In general, you’re going to need to post fairly frequently. The ideal number of posts changes depending on your audience size, but it’s probably in the realm of once or twice an hour throughout the day.

You’re Posting Too Much

At the same time, just as it’s easy to write too much, it’s easy to post too often. If you’re posting 5 times an hour all day every day, your followers are going to get tired of seeing you in their feeds. It’s a bit of a quality over quantity issue. Even if you’re saying something interesting, these people want to see the content posted by their friends, and you’re drowning it out.

Now, you can break this rule occasionally. The most common instance I see is when a reporter or someone in an industry is visiting a trade show. A lot of attendees of CES each year tend to attend conferences and then live tweet throughout them. It’s part of the rush to be the first to share a relevant and important piece of information. Anything to get a bit more fame and attention, right?

You can post as often as once every few minutes for a rant or for a liveblogged event, but you can’t do it every day.

Your Posts are Obviously Automated

I can’t tell you how little I care when someone I follow repeatedly shares their Instagram posts on Twitter.

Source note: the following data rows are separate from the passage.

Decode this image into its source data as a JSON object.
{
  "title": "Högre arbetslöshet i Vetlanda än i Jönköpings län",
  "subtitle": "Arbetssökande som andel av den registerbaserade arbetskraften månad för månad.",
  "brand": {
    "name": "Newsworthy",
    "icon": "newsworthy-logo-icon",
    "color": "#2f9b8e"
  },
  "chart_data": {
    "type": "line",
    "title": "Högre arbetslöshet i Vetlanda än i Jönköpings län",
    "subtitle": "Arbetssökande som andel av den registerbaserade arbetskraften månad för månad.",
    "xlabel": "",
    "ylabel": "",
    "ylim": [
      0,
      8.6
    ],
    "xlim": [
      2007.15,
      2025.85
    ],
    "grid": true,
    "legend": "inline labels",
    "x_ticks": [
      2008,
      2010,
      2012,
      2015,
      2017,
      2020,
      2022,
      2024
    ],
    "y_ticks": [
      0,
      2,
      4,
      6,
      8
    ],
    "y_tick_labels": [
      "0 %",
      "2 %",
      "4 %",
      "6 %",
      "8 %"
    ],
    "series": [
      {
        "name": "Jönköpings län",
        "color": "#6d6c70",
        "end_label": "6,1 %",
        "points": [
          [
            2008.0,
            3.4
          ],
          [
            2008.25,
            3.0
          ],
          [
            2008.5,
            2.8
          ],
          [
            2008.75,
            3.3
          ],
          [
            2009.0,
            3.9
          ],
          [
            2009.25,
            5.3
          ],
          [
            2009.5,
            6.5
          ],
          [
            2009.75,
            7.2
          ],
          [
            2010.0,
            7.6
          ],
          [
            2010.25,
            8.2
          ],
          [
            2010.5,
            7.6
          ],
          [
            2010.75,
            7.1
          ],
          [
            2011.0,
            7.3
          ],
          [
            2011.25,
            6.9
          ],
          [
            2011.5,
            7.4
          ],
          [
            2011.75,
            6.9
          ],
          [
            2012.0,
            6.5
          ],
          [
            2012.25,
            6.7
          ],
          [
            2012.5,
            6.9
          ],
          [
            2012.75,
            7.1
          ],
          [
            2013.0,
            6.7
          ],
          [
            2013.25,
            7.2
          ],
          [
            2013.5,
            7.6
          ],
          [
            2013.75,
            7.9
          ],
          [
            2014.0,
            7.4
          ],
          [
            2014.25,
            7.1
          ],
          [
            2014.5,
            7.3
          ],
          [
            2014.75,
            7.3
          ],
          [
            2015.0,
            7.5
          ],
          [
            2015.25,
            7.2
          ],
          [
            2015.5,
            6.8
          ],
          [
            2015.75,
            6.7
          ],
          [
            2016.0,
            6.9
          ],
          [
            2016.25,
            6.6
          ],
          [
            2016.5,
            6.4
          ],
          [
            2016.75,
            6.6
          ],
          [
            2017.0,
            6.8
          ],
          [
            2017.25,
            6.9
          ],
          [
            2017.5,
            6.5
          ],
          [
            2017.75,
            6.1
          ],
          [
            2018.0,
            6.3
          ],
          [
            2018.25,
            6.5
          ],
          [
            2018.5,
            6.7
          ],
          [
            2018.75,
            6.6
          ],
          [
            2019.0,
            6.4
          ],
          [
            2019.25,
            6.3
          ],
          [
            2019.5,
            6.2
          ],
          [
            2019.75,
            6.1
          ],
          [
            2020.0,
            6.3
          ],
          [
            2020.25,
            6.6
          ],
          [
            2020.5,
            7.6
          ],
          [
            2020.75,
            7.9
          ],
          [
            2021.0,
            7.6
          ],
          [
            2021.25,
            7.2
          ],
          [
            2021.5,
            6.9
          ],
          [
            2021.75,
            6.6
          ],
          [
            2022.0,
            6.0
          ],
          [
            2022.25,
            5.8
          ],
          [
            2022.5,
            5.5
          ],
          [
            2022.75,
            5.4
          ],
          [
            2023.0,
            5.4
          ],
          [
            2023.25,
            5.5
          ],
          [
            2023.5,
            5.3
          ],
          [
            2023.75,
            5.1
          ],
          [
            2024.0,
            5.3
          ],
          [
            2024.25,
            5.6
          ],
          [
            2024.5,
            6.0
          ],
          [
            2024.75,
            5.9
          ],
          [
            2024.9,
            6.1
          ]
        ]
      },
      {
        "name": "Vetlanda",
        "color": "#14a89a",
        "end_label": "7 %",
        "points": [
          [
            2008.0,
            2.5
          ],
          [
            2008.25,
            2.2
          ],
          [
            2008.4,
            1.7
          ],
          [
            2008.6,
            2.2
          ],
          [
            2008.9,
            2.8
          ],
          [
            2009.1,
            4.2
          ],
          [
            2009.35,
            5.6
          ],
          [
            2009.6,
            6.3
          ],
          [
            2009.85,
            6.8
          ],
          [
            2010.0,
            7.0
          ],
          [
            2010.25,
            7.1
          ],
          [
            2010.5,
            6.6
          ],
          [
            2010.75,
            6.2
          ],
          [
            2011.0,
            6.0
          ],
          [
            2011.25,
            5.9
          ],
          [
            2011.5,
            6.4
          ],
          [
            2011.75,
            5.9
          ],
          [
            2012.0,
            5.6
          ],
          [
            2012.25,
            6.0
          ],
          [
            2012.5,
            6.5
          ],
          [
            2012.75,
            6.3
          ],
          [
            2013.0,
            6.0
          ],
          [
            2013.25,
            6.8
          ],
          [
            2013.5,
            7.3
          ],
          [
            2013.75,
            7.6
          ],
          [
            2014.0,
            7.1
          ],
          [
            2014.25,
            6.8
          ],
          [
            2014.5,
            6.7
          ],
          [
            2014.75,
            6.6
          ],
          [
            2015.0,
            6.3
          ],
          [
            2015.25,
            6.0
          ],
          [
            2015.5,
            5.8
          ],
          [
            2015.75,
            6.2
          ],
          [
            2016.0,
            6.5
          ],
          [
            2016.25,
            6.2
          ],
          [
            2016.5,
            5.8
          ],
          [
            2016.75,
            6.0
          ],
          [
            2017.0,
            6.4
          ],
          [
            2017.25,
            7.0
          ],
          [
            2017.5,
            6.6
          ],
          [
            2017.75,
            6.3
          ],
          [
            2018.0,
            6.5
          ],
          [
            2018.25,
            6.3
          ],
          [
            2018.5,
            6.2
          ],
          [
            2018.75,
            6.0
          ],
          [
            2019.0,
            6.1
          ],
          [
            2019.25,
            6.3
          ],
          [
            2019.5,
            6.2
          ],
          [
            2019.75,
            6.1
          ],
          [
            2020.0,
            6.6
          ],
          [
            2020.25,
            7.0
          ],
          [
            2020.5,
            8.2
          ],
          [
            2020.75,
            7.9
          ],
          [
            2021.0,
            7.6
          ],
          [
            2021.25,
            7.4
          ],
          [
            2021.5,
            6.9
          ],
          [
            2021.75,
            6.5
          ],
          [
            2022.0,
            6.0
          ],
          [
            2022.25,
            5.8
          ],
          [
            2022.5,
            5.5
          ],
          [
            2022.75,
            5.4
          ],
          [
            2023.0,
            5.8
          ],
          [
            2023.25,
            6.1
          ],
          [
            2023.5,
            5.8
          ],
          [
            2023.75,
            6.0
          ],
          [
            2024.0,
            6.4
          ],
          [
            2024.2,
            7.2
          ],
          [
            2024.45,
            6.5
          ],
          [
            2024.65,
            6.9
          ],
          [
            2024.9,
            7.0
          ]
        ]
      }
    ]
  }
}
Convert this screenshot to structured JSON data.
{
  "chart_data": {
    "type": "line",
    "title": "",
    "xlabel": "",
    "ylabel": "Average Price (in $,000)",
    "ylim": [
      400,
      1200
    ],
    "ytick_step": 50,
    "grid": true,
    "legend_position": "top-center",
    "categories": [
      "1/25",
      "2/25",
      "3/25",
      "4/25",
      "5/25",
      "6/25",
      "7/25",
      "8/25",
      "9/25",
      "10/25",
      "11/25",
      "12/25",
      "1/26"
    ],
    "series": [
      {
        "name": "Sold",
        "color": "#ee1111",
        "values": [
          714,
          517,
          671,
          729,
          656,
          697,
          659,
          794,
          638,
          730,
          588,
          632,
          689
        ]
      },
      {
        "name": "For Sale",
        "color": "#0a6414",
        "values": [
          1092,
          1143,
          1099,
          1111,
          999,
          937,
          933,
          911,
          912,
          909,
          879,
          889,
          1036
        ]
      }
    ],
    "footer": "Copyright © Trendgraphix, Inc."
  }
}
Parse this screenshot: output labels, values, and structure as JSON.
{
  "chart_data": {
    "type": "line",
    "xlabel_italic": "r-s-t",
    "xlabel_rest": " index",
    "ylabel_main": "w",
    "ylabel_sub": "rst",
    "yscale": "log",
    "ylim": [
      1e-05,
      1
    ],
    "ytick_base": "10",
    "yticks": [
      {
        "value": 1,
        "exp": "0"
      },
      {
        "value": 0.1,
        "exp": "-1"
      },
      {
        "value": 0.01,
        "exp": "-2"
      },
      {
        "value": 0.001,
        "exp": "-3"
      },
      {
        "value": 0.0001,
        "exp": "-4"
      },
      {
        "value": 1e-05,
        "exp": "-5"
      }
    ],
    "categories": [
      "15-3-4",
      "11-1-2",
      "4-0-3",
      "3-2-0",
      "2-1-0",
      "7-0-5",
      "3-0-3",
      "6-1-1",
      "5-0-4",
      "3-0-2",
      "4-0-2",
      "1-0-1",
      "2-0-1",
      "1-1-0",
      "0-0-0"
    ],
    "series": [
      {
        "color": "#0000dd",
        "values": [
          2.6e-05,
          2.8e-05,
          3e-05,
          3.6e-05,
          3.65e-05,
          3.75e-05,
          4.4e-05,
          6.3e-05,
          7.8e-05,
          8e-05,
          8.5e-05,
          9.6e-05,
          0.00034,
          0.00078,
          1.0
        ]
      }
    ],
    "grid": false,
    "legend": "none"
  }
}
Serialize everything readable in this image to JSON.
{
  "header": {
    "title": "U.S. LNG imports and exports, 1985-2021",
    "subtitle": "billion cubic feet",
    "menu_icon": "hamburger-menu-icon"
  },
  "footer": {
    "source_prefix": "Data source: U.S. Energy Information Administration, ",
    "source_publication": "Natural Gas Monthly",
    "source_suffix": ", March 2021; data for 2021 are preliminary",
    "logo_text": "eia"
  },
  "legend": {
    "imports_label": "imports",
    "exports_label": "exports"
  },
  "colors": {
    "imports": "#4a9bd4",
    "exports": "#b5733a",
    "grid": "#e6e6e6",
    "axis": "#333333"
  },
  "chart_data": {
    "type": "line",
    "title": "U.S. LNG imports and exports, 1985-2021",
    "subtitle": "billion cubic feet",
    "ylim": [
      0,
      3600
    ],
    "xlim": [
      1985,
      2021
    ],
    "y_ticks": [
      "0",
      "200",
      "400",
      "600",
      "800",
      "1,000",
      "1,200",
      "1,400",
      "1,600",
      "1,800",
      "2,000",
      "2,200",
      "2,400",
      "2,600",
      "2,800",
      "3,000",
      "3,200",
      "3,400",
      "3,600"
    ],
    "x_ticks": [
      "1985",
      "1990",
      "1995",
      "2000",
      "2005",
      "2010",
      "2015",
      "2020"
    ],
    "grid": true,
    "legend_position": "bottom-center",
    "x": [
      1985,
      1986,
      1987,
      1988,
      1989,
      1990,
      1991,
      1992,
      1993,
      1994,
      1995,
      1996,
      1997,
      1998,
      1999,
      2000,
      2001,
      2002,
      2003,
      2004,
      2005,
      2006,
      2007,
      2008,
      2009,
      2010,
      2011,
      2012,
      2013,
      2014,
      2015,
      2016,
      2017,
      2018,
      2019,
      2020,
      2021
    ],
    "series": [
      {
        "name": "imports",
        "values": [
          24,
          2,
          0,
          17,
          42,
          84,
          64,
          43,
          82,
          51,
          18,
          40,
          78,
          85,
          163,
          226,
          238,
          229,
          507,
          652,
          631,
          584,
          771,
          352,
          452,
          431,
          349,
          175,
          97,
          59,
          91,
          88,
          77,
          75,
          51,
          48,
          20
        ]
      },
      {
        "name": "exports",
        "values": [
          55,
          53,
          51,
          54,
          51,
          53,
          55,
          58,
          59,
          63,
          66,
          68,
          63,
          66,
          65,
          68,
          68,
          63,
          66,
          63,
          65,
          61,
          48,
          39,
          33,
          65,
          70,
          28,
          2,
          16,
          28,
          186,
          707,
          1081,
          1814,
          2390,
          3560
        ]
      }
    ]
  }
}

You may be my friend, but this it not the place. If I want to see all of your Instagram content, you know what I’m going to do? I’m going to follow you on Instagram. You’re not doing yourself any favors by sharing obviously automated posts, and you’re not making me like your content any better.

Automated Tweets

The same goes for any social network cross-posting. It’s rare that you see people posting their Facebook content on Twitter, but Twitter to Facebook is more common and equally off-putting. Keep each area separate and given personal attention, so you don’t alienate an audience.

You’re Shifting Topic or Niche

This is one of the more subtle issues that can affect a profile and cause a loss of followers. If you’ve been posting more and more about one topic and less and less about another, your audience is going to shift. If you’re primarily a tech blogger but you got big into a diet, so you’re posting a lot about that diet, your audience is changing. The people who followed you when you posted about tech are going to start leaving, because they don’t care about your diet. There will be some people following you for the diet information, but they aren’t going to fully replace your tech losses until you fully transition to a diet feed. A topic shift can be subtle and dangerous.

You Took Sides

This final issue is one of social repercussions, and a lesson that everything you say can have consequences.

People have opinions on issues. Sometimes those opinions turn out to be wrong. A lot of people endorsed slavery, even though as a human rights issue it has been mechanically dead for a long time. That’s not to say equality is present, but it’s an illustration that taking sides in any issue today might be taking the “wrong” side.

In general, if an issue is any more divisive than who you expect to win a football game, it’s divisive enough to cost you some followers. Some particularly hot button issues can cause dramatic shifts, usually for the worse. When in doubt, keep your opinions on such issues to yourself.